1.Gölgede Saklanan

Start from the beginning
                                    

Tabi her ülkenin kanunu farklıydı. Kimi ülkeler farklı yaşam alanları belirlemişti. Kimileri ise iç içe yaşamayı tercih ediyordu. Vampirlerinde bizdeki ülkeler gibi bölgeleri vardı. Her bölgenin liderinin katılımıyla oluşan bir konsey olduğunu duymuştum. Bizim ülkemiz son on yılda barışı daha güçlendirmek adına üniversitelere vampir öğrenciler almaya başlamıştı. Aynı şekilde vampir okullarına gönüllü öğrenciler gönderilmişti. İç içe yaşamaya çalışan iki ırk modeli benimsenmişti. Üniversitedeyken birkaç defa vampirle karşılaşmıştım. Kendilerini açıklamaktan çekinmiyorlardı. Dostane ve dürüst davranıyorlardı. Hem de, insanların aksine.

"Ben sadece işimle ilgilenmeyi seçiyorum Alin.  Vampirlerin varlığını bütün dünya kabul etti. Sende artık kabul etsen iyi edersin." Alin korku hikayeleri okumayı seven ama bir o kadarda korkan bir kızdı. Okuduğu dehşet verici vampir hikayeleri yüzünden de onlardan birisi ile karşılaşmaktan çok korkuyor karşılaştığında ise rengi atıyordu.

"Vampirler geceyi ve ormanı sever Neptün. Her vampir de dost değil. Lütfen geri dön. Senin için endişeleniyorum."

"Endişelenme. Köye girmek üzereyim. İşimi halledip hemen dönerim."

"Bak, son zamanlarda vampir grupların anlaşmayı bozmak için çeteleştikleri yönünde haberler okuyordum. Birkaç toplu saldırı da gördüm internette.  Hem.." Alin'in sesi kesik kesik gelmeye başladı. 

"Alin! Sesin kesiliyor. Daha sonra konuşalım." Dememe kalmadan telefon kendiliğinden kapandı. Şebeke tamamen gitmişti. Bu yüzyılda hala şebeke çekmeyen yerler olması trajikomikti.

Aracın camlarına çarpan küçük yağmur damlaları yüzümü buruşturmama sebep oldu. Bir bu eksikti.

Karnım guruldadı. Her zamanki gibi öğün ve saat tanımadan acıkmıştım. Kendimi bildim bileli bu açlığım bitmiyordu. Yemek yemeyi sever, çokça da yerdim ama kısa bir süre sonra yine karnım acıkırdı. Bu yüzden her zaman yanımda atıştırmalık bir şeyler olurdu. Yan koltukta duran çantama uzanmaya çalıştım.
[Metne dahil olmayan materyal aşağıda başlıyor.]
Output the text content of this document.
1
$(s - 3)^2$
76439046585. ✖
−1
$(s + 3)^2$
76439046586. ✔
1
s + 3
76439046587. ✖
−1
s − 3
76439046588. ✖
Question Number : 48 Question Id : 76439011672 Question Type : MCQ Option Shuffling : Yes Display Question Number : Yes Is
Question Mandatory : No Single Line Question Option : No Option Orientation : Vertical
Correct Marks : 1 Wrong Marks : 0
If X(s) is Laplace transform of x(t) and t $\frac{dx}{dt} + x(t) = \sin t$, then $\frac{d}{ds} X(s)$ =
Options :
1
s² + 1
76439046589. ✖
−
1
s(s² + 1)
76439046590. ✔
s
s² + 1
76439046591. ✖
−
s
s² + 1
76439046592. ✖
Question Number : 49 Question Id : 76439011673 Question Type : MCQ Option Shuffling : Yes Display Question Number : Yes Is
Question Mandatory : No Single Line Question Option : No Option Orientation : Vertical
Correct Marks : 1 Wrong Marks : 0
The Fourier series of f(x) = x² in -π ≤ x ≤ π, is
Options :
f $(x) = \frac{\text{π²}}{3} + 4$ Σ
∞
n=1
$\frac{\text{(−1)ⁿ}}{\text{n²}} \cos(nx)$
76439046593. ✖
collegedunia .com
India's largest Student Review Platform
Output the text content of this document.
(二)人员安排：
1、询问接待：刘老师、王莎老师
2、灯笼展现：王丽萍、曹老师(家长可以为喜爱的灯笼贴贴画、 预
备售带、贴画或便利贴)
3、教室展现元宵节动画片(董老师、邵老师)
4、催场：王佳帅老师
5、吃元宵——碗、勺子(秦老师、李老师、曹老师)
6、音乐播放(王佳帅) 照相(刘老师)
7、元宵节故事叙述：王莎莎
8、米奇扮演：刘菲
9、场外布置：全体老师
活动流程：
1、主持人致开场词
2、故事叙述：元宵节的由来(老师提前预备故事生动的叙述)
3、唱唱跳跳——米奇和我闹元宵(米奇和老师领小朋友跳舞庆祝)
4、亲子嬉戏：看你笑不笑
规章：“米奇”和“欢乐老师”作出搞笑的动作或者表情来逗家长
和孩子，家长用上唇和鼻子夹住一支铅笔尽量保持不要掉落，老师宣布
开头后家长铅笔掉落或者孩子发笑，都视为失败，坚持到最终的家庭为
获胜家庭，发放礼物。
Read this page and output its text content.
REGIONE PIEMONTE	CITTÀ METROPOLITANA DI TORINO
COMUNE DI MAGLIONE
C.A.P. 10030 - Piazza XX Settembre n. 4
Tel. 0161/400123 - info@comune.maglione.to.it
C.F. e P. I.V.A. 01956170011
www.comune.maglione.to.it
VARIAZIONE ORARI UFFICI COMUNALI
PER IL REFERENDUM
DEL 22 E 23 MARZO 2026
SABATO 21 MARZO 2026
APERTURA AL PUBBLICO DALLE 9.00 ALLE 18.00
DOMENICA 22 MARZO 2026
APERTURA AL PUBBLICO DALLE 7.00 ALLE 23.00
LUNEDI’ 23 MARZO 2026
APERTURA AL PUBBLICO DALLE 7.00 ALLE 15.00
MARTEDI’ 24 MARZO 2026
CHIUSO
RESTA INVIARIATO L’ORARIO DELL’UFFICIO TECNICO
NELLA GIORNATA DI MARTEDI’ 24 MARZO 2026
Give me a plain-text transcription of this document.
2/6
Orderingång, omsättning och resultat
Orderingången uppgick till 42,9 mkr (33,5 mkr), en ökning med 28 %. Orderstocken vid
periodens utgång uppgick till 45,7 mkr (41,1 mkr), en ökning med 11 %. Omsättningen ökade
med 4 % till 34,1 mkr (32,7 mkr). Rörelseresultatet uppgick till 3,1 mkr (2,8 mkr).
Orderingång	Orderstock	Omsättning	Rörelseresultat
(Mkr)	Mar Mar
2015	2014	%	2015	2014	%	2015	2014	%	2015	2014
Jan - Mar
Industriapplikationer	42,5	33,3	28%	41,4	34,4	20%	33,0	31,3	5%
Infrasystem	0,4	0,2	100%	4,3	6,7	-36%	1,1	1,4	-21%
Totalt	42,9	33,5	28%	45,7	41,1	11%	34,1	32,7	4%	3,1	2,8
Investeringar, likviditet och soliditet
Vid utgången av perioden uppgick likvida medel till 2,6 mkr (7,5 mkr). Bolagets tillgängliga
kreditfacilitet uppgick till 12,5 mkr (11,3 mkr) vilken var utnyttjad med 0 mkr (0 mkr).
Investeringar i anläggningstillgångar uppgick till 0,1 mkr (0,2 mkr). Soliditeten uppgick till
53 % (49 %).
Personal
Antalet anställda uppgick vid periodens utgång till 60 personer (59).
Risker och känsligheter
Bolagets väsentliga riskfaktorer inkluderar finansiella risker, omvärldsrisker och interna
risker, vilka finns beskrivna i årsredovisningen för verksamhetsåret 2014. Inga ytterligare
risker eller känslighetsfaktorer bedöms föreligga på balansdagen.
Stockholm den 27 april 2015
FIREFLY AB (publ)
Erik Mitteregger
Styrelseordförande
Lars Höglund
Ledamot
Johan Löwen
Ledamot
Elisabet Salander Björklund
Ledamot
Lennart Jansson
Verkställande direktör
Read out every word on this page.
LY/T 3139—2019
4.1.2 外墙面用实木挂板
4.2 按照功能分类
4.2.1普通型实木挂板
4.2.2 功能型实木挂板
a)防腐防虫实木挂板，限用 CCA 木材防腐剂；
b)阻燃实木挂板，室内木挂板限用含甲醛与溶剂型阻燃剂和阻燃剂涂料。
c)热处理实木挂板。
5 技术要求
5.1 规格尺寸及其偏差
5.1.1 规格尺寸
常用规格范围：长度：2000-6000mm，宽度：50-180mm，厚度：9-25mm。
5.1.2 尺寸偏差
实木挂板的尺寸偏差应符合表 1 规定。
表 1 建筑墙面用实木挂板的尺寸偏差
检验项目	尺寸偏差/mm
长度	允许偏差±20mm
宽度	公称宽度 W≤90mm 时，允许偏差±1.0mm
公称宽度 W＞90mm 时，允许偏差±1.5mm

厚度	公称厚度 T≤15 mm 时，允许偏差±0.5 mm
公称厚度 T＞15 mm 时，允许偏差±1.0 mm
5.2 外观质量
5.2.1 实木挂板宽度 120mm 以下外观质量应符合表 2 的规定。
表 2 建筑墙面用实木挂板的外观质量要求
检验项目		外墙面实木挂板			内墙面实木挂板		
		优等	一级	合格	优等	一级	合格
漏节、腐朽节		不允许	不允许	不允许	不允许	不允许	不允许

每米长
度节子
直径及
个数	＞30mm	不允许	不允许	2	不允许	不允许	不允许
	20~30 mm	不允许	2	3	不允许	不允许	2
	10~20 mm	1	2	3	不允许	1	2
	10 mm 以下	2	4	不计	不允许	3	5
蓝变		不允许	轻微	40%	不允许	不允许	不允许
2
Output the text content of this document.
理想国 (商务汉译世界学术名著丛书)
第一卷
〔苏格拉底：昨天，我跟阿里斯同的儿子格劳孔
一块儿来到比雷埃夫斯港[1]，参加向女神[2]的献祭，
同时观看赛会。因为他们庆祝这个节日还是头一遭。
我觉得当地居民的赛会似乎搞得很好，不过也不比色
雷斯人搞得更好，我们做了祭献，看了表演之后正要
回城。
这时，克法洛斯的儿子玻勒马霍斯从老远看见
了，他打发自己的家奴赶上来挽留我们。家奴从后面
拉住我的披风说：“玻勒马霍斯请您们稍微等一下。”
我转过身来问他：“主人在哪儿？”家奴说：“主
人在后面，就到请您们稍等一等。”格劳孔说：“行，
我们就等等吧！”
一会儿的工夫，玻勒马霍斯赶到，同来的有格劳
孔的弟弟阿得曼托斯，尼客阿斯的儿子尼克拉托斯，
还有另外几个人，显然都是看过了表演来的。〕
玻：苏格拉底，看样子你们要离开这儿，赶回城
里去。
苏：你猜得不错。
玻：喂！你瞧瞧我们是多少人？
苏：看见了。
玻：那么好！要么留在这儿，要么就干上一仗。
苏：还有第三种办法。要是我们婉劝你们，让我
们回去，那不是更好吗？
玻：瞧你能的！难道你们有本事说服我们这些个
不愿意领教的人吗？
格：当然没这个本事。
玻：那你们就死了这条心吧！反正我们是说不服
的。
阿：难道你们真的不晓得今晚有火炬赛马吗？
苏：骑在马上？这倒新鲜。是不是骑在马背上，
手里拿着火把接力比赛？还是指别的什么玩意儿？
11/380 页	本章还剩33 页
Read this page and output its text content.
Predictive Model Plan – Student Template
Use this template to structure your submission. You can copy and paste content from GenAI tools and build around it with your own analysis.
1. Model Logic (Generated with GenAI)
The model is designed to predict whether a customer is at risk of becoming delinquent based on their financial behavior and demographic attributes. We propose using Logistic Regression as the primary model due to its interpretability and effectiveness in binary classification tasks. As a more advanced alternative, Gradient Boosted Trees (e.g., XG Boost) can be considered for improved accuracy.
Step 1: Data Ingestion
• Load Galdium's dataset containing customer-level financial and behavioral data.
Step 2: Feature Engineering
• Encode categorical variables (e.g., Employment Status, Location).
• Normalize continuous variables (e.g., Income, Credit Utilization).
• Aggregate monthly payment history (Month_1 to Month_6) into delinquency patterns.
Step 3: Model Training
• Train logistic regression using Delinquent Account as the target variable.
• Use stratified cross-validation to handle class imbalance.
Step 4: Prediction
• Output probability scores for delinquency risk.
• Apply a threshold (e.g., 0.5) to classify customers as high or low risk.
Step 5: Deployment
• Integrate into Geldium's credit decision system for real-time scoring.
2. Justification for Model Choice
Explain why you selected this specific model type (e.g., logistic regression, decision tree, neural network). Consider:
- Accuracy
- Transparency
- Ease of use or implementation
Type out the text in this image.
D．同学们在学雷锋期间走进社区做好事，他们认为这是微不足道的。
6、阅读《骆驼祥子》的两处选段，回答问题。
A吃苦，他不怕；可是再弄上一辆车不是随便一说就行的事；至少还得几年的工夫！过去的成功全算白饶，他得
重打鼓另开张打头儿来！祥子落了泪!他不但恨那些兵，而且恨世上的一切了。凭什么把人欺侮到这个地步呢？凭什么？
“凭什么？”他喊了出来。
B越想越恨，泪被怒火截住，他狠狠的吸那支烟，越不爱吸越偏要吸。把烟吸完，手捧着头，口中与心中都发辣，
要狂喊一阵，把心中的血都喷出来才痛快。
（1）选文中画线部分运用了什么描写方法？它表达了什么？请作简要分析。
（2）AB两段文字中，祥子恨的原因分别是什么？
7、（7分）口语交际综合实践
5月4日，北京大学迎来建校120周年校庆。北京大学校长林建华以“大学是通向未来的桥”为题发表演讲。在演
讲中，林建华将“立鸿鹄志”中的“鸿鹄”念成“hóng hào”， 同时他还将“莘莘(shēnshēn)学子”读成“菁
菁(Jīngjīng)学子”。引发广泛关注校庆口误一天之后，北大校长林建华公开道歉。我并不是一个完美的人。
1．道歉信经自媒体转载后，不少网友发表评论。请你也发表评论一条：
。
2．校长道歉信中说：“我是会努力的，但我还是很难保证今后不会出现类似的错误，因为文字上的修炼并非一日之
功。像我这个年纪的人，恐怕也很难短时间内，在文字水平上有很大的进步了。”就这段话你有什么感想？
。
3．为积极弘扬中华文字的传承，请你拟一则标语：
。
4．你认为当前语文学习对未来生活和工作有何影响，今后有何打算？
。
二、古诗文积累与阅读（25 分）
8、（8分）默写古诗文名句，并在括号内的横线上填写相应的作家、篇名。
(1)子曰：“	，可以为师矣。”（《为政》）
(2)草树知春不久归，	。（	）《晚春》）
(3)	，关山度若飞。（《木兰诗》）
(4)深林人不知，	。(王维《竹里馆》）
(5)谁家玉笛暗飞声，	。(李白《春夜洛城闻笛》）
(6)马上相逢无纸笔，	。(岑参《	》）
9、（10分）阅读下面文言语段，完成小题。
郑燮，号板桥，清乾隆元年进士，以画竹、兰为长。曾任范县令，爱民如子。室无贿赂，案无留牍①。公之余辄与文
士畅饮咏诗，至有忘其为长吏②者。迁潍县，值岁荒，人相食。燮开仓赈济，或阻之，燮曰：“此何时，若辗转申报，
Kemer yüzünden hareketim  kısıtlandığı için biraz daha çabalamam gerekmişti. Çanta kapıya yaslanmış oldukça uzakta duruyordu. Biraz daha uzanmaya çalıştığım anda ayağım istemsizce gaza fazla bastı. Bir anda hızlanan aracımı durdurmak için doğrulduğum da karşımda, tam yolun ortasında birini görmüş ve aniden frene basmıştım.

Ön kaportadan gelen ses kulaklarımı doldururken sarsılmanın etkisiyle alnım direksiyona çarpmıştı.  Nefesimi toparlayıp yavaşça başımı direksiyondan kaldırdım.  Sıkıca kavradığım direksiyon avuç içlerimi acıtmıştı. Kitlenmiş olan parmaklarımı yavaşça aralayıp yüzüme yapışan saçlarımı arkaya iteledim.

"Lütfen! Lütfen Tanrım çarpmış olmayayım!" diye mırıldanırken gözüm aracın ön kısmına kaydı. Görünürde kimse yoktu. Yolda da kimse yoktu.  "Ezdin! Onu ezdin aptal!" derken zihnimi toparlayıp hemen kemerimi çözdüm.  El frenini çekip aracın kapısını açtım. Ürkek adımlarla aracın önüne ilerlerken bir ceset görmekten korkuyordum.   Nefesim soğuğun etkisiyle havada buhar oluşturuyordu.

Yoktu! Hiç kimse yoktu. Etrafa bakındım. Hafif yağan yağmur sisi dağıtmış görüş alanımı biraz genişletmişse de kimse yoktu.  Hızla çarpan kalbimin üzerine elimi bastırarak eğildim. Diğer elimle yere değip destek alırken aracın altına bakabileceğim kadar eğildim.

Yoktu! Yine kimse yoktu. Ben hayal mi görmüştüm? Yoksa yine o halisülasyonlarımdan birisi miydi?  Gözüm kaportaya kaydı. Çizilmiş hatta biraz içine göçmüştü. Hayal görmemiştim. Ben birine çarpmıştım ve o şu an burada yoktu.